My babies

Friday, September 14, 2007

The first life I saved was my own kid's

I know you're all just itching to find out what happened on our summer vacation next, but I have to let you know about this one. My youngest just had her 2nd birthday so I brought her in for her well child check. (She's 36.5 inches tall and 30#.) She had a routine blood test to see if she was anemic and bummer -- she is. So while I was off at school, my husband picked up the iron prescription for her. (School is great, btw. Most of the students are in the same boat as me, returning to nursing after getting the kids out of diapers and into school buses.) Instead of writing out what happened, the following is the email I sent to the store's corporate offices. And hopefully, by the time of this posting, I will have printed it out and sent it to the local store directly.

This email is just to let you know of a potentially dangerous medication error that your pharmacy failed to catch and could have been lethal for my child if I had not caught it myself.

Yesterday my husband went in to pick up a prescription for my daughter from the (name of the pharmacy and city) location. It was Ferrous Sulfate drops 75mg/0.6ml. The label read "give 2.4 milliliters by mouth daily." I am an RN. When I got home, I was surprised to see such a large dose being prescribed. I checked on the internet to see what the usual dose is, and also looked at the box the drops came in. For severe anemia, the dose is 4-6 mg/kg daily. My daughter weighs 13.6kg. Even at the maximum dose (81mg), it does not come near the 300mg that had been prescribed. I also verified these numbers in the current Davis's Drug Guide for Nurses 10th edition.

Here is where the ball was dropped.

I called the pharmacist after having checked these numbers on the internet telling her that I thought that the dose was far too high. I was telling her about the situation, that the prescription said that I should give 4 droppers of the iron. The first thing she had commented was that she should have included a larger dropper so I wouldn't have to refill the same dropper 4 times. Then I asked her about the dose. She said that she had questioned that large a dose as well, but told me that in cases of severe anemia, doses that large are appropriate. I told her that I didn't think that was right and she suggested that I call the doctor to verify the dose.
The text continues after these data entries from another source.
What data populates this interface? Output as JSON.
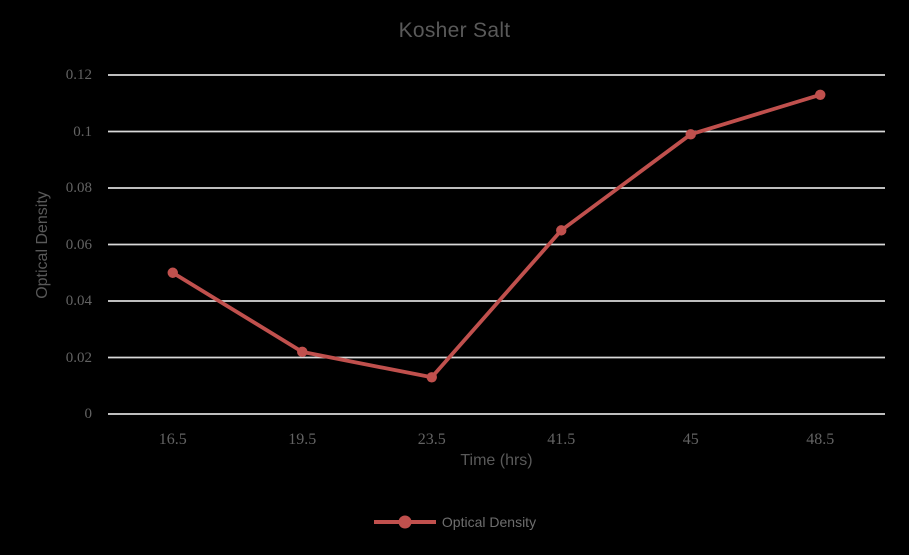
{
  "chart_data": {
    "type": "line",
    "title": "Kosher Salt",
    "xlabel": "Time (hrs)",
    "ylabel": "Optical Density",
    "categories": [
      "16.5",
      "19.5",
      "23.5",
      "41.5",
      "45",
      "48.5"
    ],
    "series": [
      {
        "name": "Optical Density",
        "values": [
          0.05,
          0.022,
          0.013,
          0.065,
          0.099,
          0.113
        ],
        "color": "#C0504D",
        "marker": "circle"
      }
    ],
    "ylim": [
      0,
      0.12
    ],
    "y_ticks": [
      0,
      0.02,
      0.04,
      0.06,
      0.08,
      0.1,
      0.12
    ],
    "y_tick_labels": [
      "0",
      "0.02",
      "0.04",
      "0.06",
      "0.08",
      "0.1",
      "0.12"
    ],
    "grid": "horizontal",
    "legend_position": "bottom-center",
    "colors": {
      "background": "#000000",
      "gridline": "#D9D9D9",
      "title_text": "#595959",
      "tick_text": "#636363",
      "legend_text": "#6e6e6e",
      "series_line": "#C0504D"
    }
  }
}
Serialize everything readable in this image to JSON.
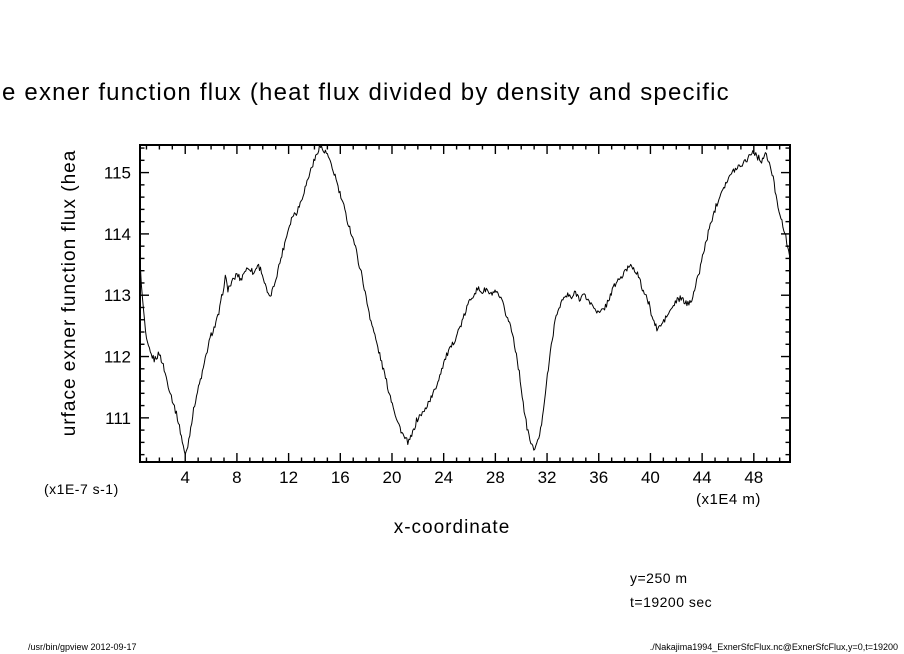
{
  "title_visible": "e exner function flux (heat flux divided by density and specific",
  "ylabel_visible": "urface exner function flux (hea",
  "xlabel": "x-coordinate",
  "y_unit_label": "(x1E-7 s-1)",
  "x_unit_label": "(x1E4 m)",
  "annotations": {
    "line1": "y=250 m",
    "line2": "t=19200 sec"
  },
  "footer_left": "/usr/bin/gpview  2012-09-17",
  "footer_right": "./Nakajima1994_ExnerSfcFlux.nc@ExnerSfcFlux,y=0,t=19200",
  "chart_data": {
    "type": "line",
    "title": "surface exner function flux (heat flux divided by density and specific heat)",
    "xlabel": "x-coordinate",
    "ylabel": "surface exner function flux (heat flux divided by density and specific heat)",
    "x_units": "x1E4 m",
    "y_units": "x1E-7 s-1",
    "xlim": [
      0.5,
      50.8
    ],
    "ylim": [
      110.28,
      115.45
    ],
    "x_ticks": [
      4,
      8,
      12,
      16,
      20,
      24,
      28,
      32,
      36,
      40,
      44,
      48
    ],
    "y_ticks": [
      111,
      112,
      113,
      114,
      115
    ],
    "x_minor_step": 1,
    "y_minor_step": 0.2,
    "grid": false,
    "legend": false,
    "line_color": "#000000",
    "noise_amplitude": 0.05,
    "annotations": [
      "y=250 m",
      "t=19200 sec"
    ],
    "points": [
      [
        0.5,
        113.55
      ],
      [
        0.7,
        112.9
      ],
      [
        1.0,
        112.25
      ],
      [
        1.3,
        112.05
      ],
      [
        1.6,
        111.95
      ],
      [
        2.0,
        112.05
      ],
      [
        2.3,
        111.85
      ],
      [
        2.6,
        111.6
      ],
      [
        3.0,
        111.3
      ],
      [
        3.4,
        111.0
      ],
      [
        3.7,
        110.7
      ],
      [
        4.0,
        110.38
      ],
      [
        4.2,
        110.55
      ],
      [
        4.5,
        110.95
      ],
      [
        4.8,
        111.3
      ],
      [
        5.1,
        111.55
      ],
      [
        5.4,
        111.8
      ],
      [
        5.7,
        112.1
      ],
      [
        6.0,
        112.35
      ],
      [
        6.3,
        112.5
      ],
      [
        6.6,
        112.7
      ],
      [
        6.9,
        113.05
      ],
      [
        7.1,
        113.3
      ],
      [
        7.3,
        113.1
      ],
      [
        7.6,
        113.2
      ],
      [
        8.0,
        113.35
      ],
      [
        8.3,
        113.25
      ],
      [
        8.6,
        113.4
      ],
      [
        9.0,
        113.45
      ],
      [
        9.3,
        113.35
      ],
      [
        9.6,
        113.5
      ],
      [
        9.9,
        113.4
      ],
      [
        10.2,
        113.15
      ],
      [
        10.5,
        112.95
      ],
      [
        10.8,
        113.1
      ],
      [
        11.1,
        113.35
      ],
      [
        11.4,
        113.6
      ],
      [
        11.7,
        113.85
      ],
      [
        12.0,
        114.1
      ],
      [
        12.3,
        114.3
      ],
      [
        12.6,
        114.35
      ],
      [
        12.9,
        114.5
      ],
      [
        13.2,
        114.7
      ],
      [
        13.5,
        114.9
      ],
      [
        13.8,
        115.1
      ],
      [
        14.1,
        115.25
      ],
      [
        14.4,
        115.45
      ],
      [
        14.7,
        115.35
      ],
      [
        15.0,
        115.3
      ],
      [
        15.3,
        115.1
      ],
      [
        15.6,
        114.95
      ],
      [
        15.9,
        114.7
      ],
      [
        16.2,
        114.5
      ],
      [
        16.5,
        114.25
      ],
      [
        16.8,
        114.05
      ],
      [
        17.1,
        113.85
      ],
      [
        17.4,
        113.55
      ],
      [
        17.7,
        113.3
      ],
      [
        18.0,
        112.95
      ],
      [
        18.3,
        112.65
      ],
      [
        18.6,
        112.4
      ],
      [
        18.9,
        112.15
      ],
      [
        19.2,
        111.9
      ],
      [
        19.5,
        111.65
      ],
      [
        19.8,
        111.4
      ],
      [
        20.1,
        111.2
      ],
      [
        20.4,
        110.95
      ],
      [
        20.7,
        110.8
      ],
      [
        21.0,
        110.65
      ],
      [
        21.3,
        110.6
      ],
      [
        21.6,
        110.75
      ],
      [
        21.9,
        110.95
      ],
      [
        22.2,
        111.05
      ],
      [
        22.5,
        111.1
      ],
      [
        22.8,
        111.25
      ],
      [
        23.1,
        111.35
      ],
      [
        23.4,
        111.5
      ],
      [
        23.7,
        111.7
      ],
      [
        24.0,
        111.9
      ],
      [
        24.3,
        112.05
      ],
      [
        24.6,
        112.15
      ],
      [
        24.9,
        112.3
      ],
      [
        25.2,
        112.45
      ],
      [
        25.5,
        112.6
      ],
      [
        25.8,
        112.8
      ],
      [
        26.1,
        112.95
      ],
      [
        26.4,
        113.05
      ],
      [
        26.7,
        113.1
      ],
      [
        27.0,
        113.05
      ],
      [
        27.3,
        113.1
      ],
      [
        27.6,
        113.0
      ],
      [
        27.9,
        113.05
      ],
      [
        28.2,
        113.0
      ],
      [
        28.5,
        112.9
      ],
      [
        28.8,
        112.7
      ],
      [
        29.1,
        112.55
      ],
      [
        29.4,
        112.3
      ],
      [
        29.7,
        111.95
      ],
      [
        30.0,
        111.5
      ],
      [
        30.3,
        111.0
      ],
      [
        30.6,
        110.7
      ],
      [
        30.9,
        110.5
      ],
      [
        31.2,
        110.55
      ],
      [
        31.5,
        110.8
      ],
      [
        31.8,
        111.3
      ],
      [
        32.1,
        111.8
      ],
      [
        32.4,
        112.3
      ],
      [
        32.7,
        112.65
      ],
      [
        33.0,
        112.85
      ],
      [
        33.3,
        112.95
      ],
      [
        33.6,
        113.0
      ],
      [
        33.9,
        112.95
      ],
      [
        34.2,
        113.05
      ],
      [
        34.5,
        112.95
      ],
      [
        34.8,
        113.0
      ],
      [
        35.1,
        112.95
      ],
      [
        35.4,
        112.85
      ],
      [
        35.7,
        112.8
      ],
      [
        36.0,
        112.7
      ],
      [
        36.3,
        112.75
      ],
      [
        36.6,
        112.85
      ],
      [
        36.9,
        113.0
      ],
      [
        37.2,
        113.15
      ],
      [
        37.5,
        113.25
      ],
      [
        37.8,
        113.3
      ],
      [
        38.1,
        113.4
      ],
      [
        38.4,
        113.5
      ],
      [
        38.7,
        113.45
      ],
      [
        39.0,
        113.35
      ],
      [
        39.3,
        113.15
      ],
      [
        39.6,
        113.0
      ],
      [
        39.9,
        112.85
      ],
      [
        40.2,
        112.6
      ],
      [
        40.5,
        112.45
      ],
      [
        40.8,
        112.5
      ],
      [
        41.1,
        112.6
      ],
      [
        41.4,
        112.7
      ],
      [
        41.7,
        112.8
      ],
      [
        42.0,
        112.9
      ],
      [
        42.3,
        112.95
      ],
      [
        42.6,
        112.9
      ],
      [
        42.9,
        112.85
      ],
      [
        43.2,
        112.95
      ],
      [
        43.5,
        113.15
      ],
      [
        43.8,
        113.4
      ],
      [
        44.1,
        113.7
      ],
      [
        44.4,
        113.95
      ],
      [
        44.7,
        114.2
      ],
      [
        45.0,
        114.4
      ],
      [
        45.3,
        114.6
      ],
      [
        45.6,
        114.75
      ],
      [
        45.9,
        114.85
      ],
      [
        46.2,
        114.95
      ],
      [
        46.5,
        115.05
      ],
      [
        46.8,
        115.1
      ],
      [
        47.1,
        115.15
      ],
      [
        47.4,
        115.2
      ],
      [
        47.7,
        115.3
      ],
      [
        48.0,
        115.35
      ],
      [
        48.3,
        115.25
      ],
      [
        48.6,
        115.2
      ],
      [
        48.9,
        115.3
      ],
      [
        49.2,
        115.15
      ],
      [
        49.5,
        114.9
      ],
      [
        49.8,
        114.55
      ],
      [
        50.1,
        114.25
      ],
      [
        50.4,
        114.0
      ],
      [
        50.7,
        113.75
      ],
      [
        50.8,
        113.6
      ]
    ]
  }
}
I did speak to the MD today and he said that his computer was supposed to calculate the dose based on my daughter's weight, but unfortunately, it did not. He was very apologetic and said that in fact the computer had prescribed a whopping 5mls which would most certainly have caused her injury. The clinic has just adopted this computer system so I can understand some of the confusion.

Thankfully a very dangerous situation was avoided because of the luck that my daughter's mother is a nurse. But I worry that there are many children out there whose mothers or fathers are not nurses, pharmacists, doctors and the like. I am so thankful that my husband didn't take it upon himself to administer the iron before I got home yesterday.

As allied health professionals, we are the last line of defense for med errors. In hospital and in clinic, it is the RN or LPN who plays this role, but in our communities, it is the Pharmacist. I think that the pharmacist must have reduced the prescription to half of what had been prescribed but still not within a safe range. I think she must not have called my daughter's doctor to verify the dose. I think that asking the parent of the child to call the doctor could be a dangerous and irresponsible action. A lay person might have thought that because the pharmacist had already checked the dose, had even adjusted it, that it was not essential to call the doctor, that the problem had been solved.

Thank-you for your attention to this matter. Perhaps you might want to do an audit of the ferrous sulfate prescriptions received from the (name of my daughter's doctor's) clinic considering how grievous this error could have been. Please contact me with the resolution to this matter.

Tess Haddon, BSN, RN


So anyway, no babies were harmed in this incident and my kid is fine. FYI. If a person receives about 10mg/kg of iron, they will have symptoms of iron overdose, like bloody diarrhea, abdominal cramps, and basically pretty nasty stuff. You would need to bring the child into the emergency room and get an IV medication that binds with the iron so she can pee it out. But that doesn't mean she would be out of the woods after treatment. She could develop scarring on her intestines which might lead to a blocked intestine which would be another life threating event. She could get liver failure which would be a life threating event. The dose as prescribed, was about 20mg/kg.

My brother was a pharmacist before he became a dentist. He said that while pharmacists have some limited prescriptive authority (like changing a brand name med for its generic counterpart), it does not include changing a dose all together, as this pharmacist clearly had. And yes, the doctor is at fault as well because he should have verified that the correct prescription had been ordered. I think I am more apt to forgive him because when it was brought to his attention, he was apologetic and absolutely mortified that it had happened. The pharmacist, however, was not.

I have shined up my chest badge that reads, "SuperMommy," knowing full well that I deserve it, at least for today.

*UPDATE* I received a follow up phone call from the pharmacy a full 6 days after the prescription was filled. The pharmacist had finally contacted the prescribing physician and verified that she should be receiving 0.3mls after all. All the refills at the dangerously high dosage have been cancelled.